Asymmetric REINFORCE for off-Policy Reinforcement Learning: Balancing positive and negative rewards
Charles Arnal, Gaëtan Narozniak, Vivien Cabannes, Yunhao Tang, Julia Kempe, Remi Munos
TL;DR
This work analyzes Asymmetric REINFORCE (AsymRE) for off-policy reinforcement learning in the context of aligning and fine-tuning language models. By defining the advantage as A = r − V, the authors show that a smaller baseline emphasizes positive samples, while a larger baseline stresses negative ones, with theoretical guarantees under V < V^μ and a phase transition when V ≥ V^μ. They demonstrate that off-policy learning benefits from focusing on positives, but excessive baselines can cause rapid policy collapse and loss of diversity, particularly in language-model applications.

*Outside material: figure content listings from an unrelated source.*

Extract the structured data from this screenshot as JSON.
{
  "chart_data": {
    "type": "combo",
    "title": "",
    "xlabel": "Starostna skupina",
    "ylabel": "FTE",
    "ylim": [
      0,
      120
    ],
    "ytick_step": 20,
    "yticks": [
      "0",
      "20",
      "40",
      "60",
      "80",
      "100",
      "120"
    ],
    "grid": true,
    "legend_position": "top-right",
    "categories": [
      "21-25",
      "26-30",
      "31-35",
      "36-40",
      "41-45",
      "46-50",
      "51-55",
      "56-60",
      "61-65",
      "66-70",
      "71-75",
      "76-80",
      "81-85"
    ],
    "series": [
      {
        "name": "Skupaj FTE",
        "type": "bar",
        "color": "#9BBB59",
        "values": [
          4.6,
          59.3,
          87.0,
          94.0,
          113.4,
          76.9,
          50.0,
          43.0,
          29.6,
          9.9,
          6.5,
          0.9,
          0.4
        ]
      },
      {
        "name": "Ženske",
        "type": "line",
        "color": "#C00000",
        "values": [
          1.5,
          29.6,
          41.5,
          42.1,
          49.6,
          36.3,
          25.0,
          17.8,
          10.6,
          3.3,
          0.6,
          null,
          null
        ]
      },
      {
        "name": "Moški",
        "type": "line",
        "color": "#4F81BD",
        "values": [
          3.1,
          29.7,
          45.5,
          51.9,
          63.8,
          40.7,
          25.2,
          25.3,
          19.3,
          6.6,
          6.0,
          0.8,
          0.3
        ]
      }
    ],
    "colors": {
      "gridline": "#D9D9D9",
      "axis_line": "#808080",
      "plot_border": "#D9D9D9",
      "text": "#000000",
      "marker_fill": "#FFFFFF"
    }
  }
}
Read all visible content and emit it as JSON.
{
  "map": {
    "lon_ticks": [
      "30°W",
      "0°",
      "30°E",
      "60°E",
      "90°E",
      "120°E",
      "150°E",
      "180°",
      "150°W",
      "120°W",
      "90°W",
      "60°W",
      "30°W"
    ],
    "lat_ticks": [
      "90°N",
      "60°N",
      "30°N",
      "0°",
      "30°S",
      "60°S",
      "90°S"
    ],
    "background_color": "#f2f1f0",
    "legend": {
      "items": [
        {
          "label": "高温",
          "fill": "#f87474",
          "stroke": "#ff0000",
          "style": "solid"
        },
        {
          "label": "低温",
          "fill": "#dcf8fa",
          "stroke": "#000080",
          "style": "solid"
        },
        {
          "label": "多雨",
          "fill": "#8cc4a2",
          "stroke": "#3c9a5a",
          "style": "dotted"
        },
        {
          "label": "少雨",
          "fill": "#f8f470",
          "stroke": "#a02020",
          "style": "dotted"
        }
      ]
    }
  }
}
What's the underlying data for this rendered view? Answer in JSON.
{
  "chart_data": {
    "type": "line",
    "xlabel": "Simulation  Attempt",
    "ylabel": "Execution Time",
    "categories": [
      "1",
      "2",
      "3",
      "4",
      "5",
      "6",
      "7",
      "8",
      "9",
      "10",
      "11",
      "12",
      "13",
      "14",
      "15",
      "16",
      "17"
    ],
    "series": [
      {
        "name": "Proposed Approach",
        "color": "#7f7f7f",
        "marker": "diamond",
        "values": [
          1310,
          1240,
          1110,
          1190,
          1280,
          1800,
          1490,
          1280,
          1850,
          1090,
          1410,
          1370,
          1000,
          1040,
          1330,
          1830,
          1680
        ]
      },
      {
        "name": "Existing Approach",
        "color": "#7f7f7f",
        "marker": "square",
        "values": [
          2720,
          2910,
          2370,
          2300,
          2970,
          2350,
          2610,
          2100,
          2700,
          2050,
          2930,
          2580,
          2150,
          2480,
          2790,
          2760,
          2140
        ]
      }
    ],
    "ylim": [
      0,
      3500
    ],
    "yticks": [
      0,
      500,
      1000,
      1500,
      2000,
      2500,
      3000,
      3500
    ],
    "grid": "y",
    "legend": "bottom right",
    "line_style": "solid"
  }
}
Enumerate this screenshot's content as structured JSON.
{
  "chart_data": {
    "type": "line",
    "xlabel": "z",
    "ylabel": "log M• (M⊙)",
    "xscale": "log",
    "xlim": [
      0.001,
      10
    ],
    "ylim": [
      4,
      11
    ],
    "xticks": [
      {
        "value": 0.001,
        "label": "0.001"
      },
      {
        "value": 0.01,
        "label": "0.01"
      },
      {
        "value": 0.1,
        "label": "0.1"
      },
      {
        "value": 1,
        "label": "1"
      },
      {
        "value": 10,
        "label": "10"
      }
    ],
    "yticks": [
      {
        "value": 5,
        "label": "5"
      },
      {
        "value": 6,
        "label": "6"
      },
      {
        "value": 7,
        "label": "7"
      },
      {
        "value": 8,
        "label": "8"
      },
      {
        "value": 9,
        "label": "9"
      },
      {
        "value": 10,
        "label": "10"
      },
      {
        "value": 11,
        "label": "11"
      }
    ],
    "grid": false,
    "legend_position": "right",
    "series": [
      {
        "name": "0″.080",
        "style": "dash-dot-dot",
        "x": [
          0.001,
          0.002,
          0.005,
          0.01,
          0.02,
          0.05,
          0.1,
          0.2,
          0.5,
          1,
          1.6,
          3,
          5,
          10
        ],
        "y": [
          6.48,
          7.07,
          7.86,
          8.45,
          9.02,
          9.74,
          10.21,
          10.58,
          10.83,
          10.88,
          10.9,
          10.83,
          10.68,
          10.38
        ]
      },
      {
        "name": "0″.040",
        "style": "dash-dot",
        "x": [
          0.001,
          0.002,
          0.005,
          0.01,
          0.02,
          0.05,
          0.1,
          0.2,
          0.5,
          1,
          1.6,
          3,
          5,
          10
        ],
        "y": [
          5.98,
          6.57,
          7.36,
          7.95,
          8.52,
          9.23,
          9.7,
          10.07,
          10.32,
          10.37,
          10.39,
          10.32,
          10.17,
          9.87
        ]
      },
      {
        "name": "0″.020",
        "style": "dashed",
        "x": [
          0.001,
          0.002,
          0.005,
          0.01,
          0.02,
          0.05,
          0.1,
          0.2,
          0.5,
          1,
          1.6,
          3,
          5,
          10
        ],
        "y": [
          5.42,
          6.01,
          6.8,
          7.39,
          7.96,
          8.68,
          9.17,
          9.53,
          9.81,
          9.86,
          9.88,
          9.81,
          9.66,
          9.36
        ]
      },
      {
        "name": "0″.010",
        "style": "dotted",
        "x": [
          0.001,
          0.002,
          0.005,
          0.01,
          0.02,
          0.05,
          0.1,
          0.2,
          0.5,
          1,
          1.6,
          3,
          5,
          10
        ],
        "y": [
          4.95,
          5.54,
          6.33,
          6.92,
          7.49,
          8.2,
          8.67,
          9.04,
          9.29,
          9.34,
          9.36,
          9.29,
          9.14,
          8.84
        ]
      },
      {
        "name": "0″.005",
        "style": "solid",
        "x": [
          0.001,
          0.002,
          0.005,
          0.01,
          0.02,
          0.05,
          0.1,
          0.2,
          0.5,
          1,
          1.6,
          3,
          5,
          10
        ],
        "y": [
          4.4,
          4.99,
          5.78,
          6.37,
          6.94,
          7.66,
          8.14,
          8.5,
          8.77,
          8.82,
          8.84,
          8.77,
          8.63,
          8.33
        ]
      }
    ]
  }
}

Empirical results in a controlled bandit setting and with large-language-model reasoning tasks indicate that a conservative, slightly negative delta V stabilizes training and can outperform a GRPO baseline in off-policy regimes. The study suggests practical guidelines for data-efficient off-policy RL in LLM alignment and highlights avenues for extending the framework with importance sampling and regularization techniques.
Abstract
Reinforcement learning (RL) is increasingly used to align large language models (LLMs). Off-policy methods offer greater implementation simplicity and data efficiency than on-policy techniques, but often result in suboptimal performance. In this work, we study the intermediate range of algorithms between off-policy RL and supervised fine-tuning by analyzing a simple off-policy REINFORCE algorithm, where the advantage is defined as $A=r-V$, with $r$ a reward and $V$ some tunable baseline. Intuitively, lowering $V$ emphasizes high-reward samples, while raising it penalizes low-reward ones more heavily. We first provide a theoretical analysis of this off-policy REINFORCE algorithm, showing that when the baseline $V$ lower-bounds the expected reward, the algorithm enjoys a policy improvement guarantee. Our analysis reveals that while on-policy updates can safely leverage both positive and negative signals, off-policy updates benefit from focusing more on positive rewards than on negative ones. We validate our findings experimentally in a controlled stochastic bandit setting and through fine-tuning state-of-the-art LLMs on reasoning tasks.